The Sounds of Music: Marilyn Lerner at Kate Werble Gallery




Marilyn Lerner: Walking Backward Running Forward at Kate Werble Gallery

September 4 to October 5, 2018
83 Vandam Street, between Greenwich and Hudson streets
New York City,

Installation view, Marilyn Lerner: Walking Backward Running Forward, 2018. Kate Werble Gallery, New York
Installation view, Marilyn Lerner: Walking Backward Running Forward, 2018. Harmonic Relations, 1988, second from left. Kate Werble Gallery, New York

The title of this exhibition, “Walking Backward Running Forward,” is an apposite description in itself of the rationale for a presentation of Marilyn Lerner’s paintings from two periods: five from the late 1980s and nine completed since 2016. Amongst this selection are two rondos, from 1989 and from earlier this year, respectively. This allows us to connect persistent formal elements while also discerning shifts, albeit at irregular speeds. Throughout the exhibition, color and shape, though consistent as vocabulary, varies continuously: colored squares, rectangles, triangles, circles, discs, dots remain simultaneously structural and syncopated.

A fixation with time does not come as a surprise. The shifts in shape (of the paintings themselves and the forms within) and permutations of color amount to movement—registered by the viewer in myriad ways, whether perceptually, physically, psychologically, or spiritually. The paintings are static objects, but that’s where any stasis ends. The overall shape of the painting, always oil on a wood support, is more pronounced in the earlier works. But all the paintings are an exploration of the relationships occurring between geometric shape and intuitive color, between random and anticipated structure. Harmonic Relations (1988) is a white, irregularly shaped wooden panel, stepped like an inverted crenellation at its lower edge and curved across and up toward the left side. Across this composition, at sporadic intervals, are black, yellow and white circular forms, two containing diagonal sections, three squares and one a complete disc. They balance to a fluctuating emphasis due to color modulation—yellows especially range in intensity from cadmium through cream—and scale variation. The shaped support suggests identification with the surrounding architectural environment, the rhythmic composition with our passage through it.

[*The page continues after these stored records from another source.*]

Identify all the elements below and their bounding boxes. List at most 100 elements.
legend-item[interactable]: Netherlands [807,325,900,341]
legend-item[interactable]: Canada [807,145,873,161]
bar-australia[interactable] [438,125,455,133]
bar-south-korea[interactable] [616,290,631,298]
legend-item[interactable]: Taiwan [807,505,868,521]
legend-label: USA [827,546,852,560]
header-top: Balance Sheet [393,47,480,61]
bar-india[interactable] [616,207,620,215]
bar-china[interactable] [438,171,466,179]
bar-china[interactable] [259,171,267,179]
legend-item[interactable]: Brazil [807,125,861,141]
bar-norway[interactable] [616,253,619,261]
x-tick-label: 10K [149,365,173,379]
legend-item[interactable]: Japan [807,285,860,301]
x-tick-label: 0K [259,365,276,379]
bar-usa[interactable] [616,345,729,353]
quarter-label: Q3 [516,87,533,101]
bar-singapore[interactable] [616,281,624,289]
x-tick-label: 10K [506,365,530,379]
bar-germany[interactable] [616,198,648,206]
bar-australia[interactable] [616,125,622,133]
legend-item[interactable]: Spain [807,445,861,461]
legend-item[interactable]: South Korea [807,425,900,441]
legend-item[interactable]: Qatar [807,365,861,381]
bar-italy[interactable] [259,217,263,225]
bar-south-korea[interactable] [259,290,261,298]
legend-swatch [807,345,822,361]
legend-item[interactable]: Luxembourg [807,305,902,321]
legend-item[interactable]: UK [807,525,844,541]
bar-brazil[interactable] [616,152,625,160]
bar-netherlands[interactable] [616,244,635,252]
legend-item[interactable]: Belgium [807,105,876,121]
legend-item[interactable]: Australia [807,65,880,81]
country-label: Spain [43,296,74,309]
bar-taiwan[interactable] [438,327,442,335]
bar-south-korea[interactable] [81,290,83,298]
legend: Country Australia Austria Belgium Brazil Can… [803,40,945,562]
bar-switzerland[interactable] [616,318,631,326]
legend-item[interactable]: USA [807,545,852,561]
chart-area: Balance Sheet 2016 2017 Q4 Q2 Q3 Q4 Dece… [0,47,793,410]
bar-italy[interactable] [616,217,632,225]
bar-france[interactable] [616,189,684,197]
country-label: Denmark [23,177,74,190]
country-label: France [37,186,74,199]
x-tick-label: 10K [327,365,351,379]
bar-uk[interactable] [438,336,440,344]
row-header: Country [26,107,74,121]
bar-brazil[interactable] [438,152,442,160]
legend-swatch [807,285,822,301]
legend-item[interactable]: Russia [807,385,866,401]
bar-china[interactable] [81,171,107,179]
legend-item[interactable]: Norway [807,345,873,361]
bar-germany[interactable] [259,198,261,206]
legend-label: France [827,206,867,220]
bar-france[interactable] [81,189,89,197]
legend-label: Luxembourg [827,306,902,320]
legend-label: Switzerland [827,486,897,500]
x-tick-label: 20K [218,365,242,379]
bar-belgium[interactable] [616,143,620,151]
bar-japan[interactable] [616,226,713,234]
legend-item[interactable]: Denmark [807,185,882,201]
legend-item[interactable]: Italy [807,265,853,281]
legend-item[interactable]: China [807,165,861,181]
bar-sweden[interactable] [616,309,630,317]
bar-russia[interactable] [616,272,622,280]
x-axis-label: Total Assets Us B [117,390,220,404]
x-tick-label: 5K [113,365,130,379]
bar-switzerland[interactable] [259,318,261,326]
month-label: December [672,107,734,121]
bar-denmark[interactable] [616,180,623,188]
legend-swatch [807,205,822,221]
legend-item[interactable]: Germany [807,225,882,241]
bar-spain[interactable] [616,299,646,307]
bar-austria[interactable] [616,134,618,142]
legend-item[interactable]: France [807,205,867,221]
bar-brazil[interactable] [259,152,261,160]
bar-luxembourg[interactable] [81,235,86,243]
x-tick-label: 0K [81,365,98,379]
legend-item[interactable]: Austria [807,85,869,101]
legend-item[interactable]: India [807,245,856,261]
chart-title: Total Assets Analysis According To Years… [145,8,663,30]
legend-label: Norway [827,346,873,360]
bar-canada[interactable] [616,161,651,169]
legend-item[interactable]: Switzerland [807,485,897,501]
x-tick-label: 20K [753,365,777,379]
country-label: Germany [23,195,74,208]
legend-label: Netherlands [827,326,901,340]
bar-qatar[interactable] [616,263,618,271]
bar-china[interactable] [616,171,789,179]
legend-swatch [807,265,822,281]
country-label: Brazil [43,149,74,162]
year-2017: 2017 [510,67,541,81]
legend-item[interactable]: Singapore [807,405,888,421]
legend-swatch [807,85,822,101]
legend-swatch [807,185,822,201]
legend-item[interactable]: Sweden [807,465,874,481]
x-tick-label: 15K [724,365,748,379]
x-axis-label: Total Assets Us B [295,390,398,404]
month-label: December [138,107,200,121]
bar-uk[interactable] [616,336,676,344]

Marilyn Lerner, Black Center, 2017. Oil on wood, 40 x 26 inches. Courtesy of the artist and Kate Werble Gallery, New York
Marilyn Lerner, Black Center, 2017. Oil on wood, 40 x 26 inches. Courtesy of the artist and Kate Werble Gallery, New York

Black Center (2017) is a regular, vertical rectangle that features, as suggested by the title, a jagged, black central area abutted by saturated color. Together with blocks of color, lines follow perimeters and cut across solid colored shape, further enhancing and refining this sensual tessellation. The color pulsates and enriches itself, Lerner always finding something unexpected and new by altering the mix, by responding as she goes along. Careful, methodical, and repetitive small brush strokes lay down the color giving to the surface a built quality visible up close but still felt from a distance, as the surface absorbs light in its slight unevenness in a way a totally smooth surface would not. The geometric composition is so fluid that it denies any rigidity associated with pure, basic form. As in music the cyclical repetition interweaves and repeats themes in mesmerizing combinations, like Javanese gamelan and Algerian Rai, a fusion of Bedouin and popular music that Lerner listens to. The radiant strong color that entered the paintings in the last decade happened after her discovery of Rai, when, as she describes it, her “palette exploded.”

Lerner’s aim has been to “make paintings that reflect the sounds of music,” and whilst they can certainly be seen to be doing just that, the achievement goes much further than Kandinsky’s observation, via Walter Pater, of visual art aspiring to the condition of music. The application of color free from any theoretic approach to openly improvised structures dissolves the notion that form itself is fixed. In Marilyn Lerner’s handling, form appears to be time based, moving with the illusory effortlessness of a dancer’s arms, as fluid as thought.